To be clear, “mites” in this context are neither parasitic or microscopic in nature. The mites which may find their way into fruit fly cultures are generally harmless detritivorous species (or sometimes grain mites) which want to take advantage of the nutrients found in the media. These are not a danger to you or your pets (allergies aside), though they will drastically shorten the life of a culture and can act as a breeding ground for larger-than-normal populations of mites. We’ve built our reputation around offering the cleanest (mite free) fruit fly cultures in the USA. Please inspect them closely upon arrival for the added peace of mind! Having said that, every human home contains some harmless detritivorous mites which would love to make their way into your nutrient-rich fruit fly media. Following the proactive steps below may be helpful in preventing naturally occurring mites from finding their way into fruit fly cultures.

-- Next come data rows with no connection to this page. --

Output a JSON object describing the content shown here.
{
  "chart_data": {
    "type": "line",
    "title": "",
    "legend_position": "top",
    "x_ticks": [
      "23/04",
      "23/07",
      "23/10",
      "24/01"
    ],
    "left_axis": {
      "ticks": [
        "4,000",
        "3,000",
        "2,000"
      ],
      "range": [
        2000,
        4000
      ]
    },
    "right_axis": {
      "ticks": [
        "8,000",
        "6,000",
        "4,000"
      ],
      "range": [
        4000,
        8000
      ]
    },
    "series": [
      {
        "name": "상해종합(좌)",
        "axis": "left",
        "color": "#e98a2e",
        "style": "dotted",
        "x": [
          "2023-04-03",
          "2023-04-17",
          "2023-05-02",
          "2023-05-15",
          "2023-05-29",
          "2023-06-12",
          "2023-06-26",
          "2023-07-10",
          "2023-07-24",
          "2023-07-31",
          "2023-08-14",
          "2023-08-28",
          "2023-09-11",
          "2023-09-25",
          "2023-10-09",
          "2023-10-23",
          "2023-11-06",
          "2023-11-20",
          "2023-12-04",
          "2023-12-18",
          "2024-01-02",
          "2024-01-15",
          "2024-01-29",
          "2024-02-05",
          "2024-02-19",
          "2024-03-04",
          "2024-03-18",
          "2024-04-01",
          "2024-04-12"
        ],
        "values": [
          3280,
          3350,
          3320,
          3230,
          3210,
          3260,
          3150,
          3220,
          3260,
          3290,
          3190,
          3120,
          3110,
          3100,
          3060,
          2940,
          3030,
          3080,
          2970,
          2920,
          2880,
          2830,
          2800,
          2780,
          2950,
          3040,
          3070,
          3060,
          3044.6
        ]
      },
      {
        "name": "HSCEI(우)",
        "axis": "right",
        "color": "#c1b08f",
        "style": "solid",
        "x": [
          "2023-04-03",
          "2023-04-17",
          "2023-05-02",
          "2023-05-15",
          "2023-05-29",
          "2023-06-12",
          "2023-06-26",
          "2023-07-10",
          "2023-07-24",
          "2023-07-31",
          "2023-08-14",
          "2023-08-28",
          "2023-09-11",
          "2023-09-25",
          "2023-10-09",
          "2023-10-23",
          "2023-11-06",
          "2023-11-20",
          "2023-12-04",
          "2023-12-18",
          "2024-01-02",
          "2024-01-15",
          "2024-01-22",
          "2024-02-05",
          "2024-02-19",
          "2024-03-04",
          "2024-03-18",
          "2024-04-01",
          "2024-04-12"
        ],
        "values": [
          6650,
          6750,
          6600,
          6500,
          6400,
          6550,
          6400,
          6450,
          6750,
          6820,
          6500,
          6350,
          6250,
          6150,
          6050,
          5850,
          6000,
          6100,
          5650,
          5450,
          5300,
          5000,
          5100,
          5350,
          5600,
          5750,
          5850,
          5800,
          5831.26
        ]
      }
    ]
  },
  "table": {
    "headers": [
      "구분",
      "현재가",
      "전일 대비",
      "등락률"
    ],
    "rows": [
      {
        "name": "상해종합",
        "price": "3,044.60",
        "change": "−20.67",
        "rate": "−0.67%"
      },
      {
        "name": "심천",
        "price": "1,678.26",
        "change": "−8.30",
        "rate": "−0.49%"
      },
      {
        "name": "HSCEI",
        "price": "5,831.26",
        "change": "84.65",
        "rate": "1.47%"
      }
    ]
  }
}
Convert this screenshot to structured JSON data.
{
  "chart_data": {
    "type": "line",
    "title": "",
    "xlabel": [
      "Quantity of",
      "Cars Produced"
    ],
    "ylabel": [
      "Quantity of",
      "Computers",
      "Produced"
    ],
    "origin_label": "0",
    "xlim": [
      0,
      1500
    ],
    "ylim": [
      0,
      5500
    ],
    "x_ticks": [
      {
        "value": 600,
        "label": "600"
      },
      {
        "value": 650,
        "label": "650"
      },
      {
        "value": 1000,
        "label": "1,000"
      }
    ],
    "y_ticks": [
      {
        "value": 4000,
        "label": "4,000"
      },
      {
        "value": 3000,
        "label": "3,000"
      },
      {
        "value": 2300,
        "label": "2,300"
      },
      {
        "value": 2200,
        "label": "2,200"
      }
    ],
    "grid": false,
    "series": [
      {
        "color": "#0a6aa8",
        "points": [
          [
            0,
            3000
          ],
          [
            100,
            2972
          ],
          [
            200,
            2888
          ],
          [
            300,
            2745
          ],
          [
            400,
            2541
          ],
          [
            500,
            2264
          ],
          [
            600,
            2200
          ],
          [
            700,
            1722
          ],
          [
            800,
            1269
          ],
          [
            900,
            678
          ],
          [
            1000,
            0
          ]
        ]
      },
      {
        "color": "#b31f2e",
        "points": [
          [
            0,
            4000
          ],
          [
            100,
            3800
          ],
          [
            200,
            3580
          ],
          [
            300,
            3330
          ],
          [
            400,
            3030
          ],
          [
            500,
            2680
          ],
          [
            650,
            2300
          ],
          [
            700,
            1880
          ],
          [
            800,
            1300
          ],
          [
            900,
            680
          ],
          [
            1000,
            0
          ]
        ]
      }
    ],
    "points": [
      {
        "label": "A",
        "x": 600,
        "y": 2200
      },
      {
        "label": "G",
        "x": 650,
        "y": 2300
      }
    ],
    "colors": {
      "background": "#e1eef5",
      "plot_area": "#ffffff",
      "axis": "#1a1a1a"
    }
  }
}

Mite Prevention Checklist: 1) Start with mite-free cultures. There is no effective way to “Demite” a culture, so starting with clean cultures is the #1 priority. 2) Start with top quality media & supplies which are not contaminated with mites. 3) Keep your culture storage area extremely clean by dusting and disinfecting surfaces frequently. 4) Do not keep cultures near vivariums, terrariums, houseplants, windowsills, shoe racks, laundry bins, mudrooms, or anywhere with porous flooring. Each of those places are hotspots for common household-dwelling mites. 5) Discard extremely old cultures as soon as they aren’t useful to you. If you’ll be holding them past 35 days, it may be worth keeping a separate area for older cultures, since they are more likely to encounter mite issues. 6) Using mite spray on paper towels and storing your cultures on top of the paper towels is a good standard practice. 7) Mite paper (difficult to find) is another really good option which follows the same concept as above.